Both of similar distance from England, both of equal tragedy, yet the latter received a fraction of the media coverage Colorado Killer Holmes received when he went on his killing spree.
What is it that makes us so much more responsive to a killing in the United States, rather than a killing in South Africa?
Every day, we’re bombarded with American culture, from their sitcoms and trash TV, to news stories about their celebrities. Cultural similarities make the UK and the US connect on many levels and our countries are extremely similar in many ways which brings us together and we empathise with them and their problems.
We pay more attention to what’s happening with Zayn from One Direction, Perez Hilton’s blog, or who Avril Lavigne is getting married to than international tragedies, which is sad.
But what happened in South Africa is verging on a humanitarian crisis. It is the epitome of corruption and oppression. Who gave the orders for 34 policemen to shoot dead innocent miners and who is to blame? Sadly because of its inconsequence to us as a nation, and because of the vast cultural and political dissimilarities that separate us, the British have shown very little concern over the matter.
Mainly, the reason for our disconnection from the situation is our lack of similarities and recent history with South Africa.
South Africa – Cut off from Britain and the online world?
Holmes’ massacre became somewhat of a media frenzy, continued coverage of the crime for weeks following made it into a real life TV drama, with James Holmes as the lead character.
The USA has the most Twitter users in the world, with approximately 63% of Twitter users hailing from there, whilst South Africa doesn’t even make up 2% of the Twitter community.
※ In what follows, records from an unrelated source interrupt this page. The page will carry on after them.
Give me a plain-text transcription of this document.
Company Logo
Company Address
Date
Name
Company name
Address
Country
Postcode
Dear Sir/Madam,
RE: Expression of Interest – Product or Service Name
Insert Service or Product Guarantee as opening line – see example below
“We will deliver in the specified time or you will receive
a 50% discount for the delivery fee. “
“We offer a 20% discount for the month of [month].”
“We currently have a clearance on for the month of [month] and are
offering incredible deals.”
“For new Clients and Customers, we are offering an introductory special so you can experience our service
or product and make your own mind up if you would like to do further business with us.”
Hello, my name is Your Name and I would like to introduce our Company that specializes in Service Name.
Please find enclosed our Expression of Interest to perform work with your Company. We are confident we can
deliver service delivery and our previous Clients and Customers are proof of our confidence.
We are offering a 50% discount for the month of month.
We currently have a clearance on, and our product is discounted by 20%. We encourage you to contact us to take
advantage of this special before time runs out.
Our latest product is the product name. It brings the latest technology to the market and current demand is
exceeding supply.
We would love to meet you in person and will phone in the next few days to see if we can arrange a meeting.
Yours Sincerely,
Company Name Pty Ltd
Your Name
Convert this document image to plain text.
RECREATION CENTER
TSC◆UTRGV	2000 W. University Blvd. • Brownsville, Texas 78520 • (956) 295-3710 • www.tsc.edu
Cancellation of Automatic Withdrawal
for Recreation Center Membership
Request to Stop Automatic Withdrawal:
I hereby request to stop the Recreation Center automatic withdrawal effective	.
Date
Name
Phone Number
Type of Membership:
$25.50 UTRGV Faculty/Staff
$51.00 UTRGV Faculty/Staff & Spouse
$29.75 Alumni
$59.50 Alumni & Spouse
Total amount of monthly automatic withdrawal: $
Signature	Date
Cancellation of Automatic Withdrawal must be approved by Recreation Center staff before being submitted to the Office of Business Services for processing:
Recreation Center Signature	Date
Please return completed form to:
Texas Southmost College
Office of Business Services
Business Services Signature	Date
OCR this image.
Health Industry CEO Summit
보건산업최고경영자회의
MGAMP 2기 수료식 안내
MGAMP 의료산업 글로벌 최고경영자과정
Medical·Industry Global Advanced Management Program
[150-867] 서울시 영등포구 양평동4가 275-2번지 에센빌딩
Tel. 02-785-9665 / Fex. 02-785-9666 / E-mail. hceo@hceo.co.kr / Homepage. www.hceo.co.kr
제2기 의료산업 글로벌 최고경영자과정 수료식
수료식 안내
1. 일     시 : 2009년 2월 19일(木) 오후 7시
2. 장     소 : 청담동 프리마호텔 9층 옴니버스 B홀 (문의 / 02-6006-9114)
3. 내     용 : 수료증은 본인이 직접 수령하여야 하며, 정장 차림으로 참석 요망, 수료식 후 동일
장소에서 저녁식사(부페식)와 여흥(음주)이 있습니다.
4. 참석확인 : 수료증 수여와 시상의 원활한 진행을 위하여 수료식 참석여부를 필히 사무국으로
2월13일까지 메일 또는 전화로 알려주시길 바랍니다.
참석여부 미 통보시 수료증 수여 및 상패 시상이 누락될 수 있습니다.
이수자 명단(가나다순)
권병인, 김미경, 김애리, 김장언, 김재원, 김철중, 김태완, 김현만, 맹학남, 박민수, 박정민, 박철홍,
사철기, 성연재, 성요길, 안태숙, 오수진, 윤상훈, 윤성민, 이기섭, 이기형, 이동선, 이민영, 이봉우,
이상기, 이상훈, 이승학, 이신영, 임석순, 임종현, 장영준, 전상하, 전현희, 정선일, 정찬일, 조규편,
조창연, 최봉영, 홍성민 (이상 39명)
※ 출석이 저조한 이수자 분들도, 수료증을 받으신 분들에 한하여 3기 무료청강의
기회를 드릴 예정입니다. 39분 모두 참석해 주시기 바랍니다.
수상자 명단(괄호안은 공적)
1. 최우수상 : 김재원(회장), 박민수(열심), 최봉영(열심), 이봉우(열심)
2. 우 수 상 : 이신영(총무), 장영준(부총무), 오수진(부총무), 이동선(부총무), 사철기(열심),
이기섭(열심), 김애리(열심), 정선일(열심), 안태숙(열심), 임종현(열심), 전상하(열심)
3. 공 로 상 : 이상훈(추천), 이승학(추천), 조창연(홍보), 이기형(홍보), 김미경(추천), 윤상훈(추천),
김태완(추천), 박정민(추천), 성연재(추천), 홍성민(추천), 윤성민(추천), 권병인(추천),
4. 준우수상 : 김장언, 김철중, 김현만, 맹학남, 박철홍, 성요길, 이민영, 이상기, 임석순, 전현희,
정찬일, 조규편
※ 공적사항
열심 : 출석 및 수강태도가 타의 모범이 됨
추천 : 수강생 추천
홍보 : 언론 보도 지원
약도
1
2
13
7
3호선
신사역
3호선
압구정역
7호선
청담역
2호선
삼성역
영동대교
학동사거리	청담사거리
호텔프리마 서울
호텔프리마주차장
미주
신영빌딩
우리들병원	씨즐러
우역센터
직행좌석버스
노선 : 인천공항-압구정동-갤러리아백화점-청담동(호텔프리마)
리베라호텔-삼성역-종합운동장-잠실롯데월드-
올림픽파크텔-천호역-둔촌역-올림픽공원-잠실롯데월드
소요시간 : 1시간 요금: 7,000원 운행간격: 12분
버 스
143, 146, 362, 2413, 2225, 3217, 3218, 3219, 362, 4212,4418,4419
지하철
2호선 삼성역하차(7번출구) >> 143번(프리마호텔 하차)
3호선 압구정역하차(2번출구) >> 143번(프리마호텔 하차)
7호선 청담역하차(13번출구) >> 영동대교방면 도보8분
As the Colorado killing happened, we saw the outpouring of condolences sweep across the Twittersphere, from young and old people alike. On the other hand, with the South African miner massacre, no firsthand accounts of the situation were available to us, we weren’t able to follow the situation as closely because quite simply, we had no way of connecting to the people involved. Our only updates on the situation were from large media and news outlets.
Hopefully, as Twitter spreads more than it already has, countries such as South Africa and other countries that are more disconnected from us will be able to connect with us, and us, the younger generation will be able to show the same level of concern for other countries as we do for America. At the end of the day, a tragedy is a tragedy, whether it is in Iran or Michigan.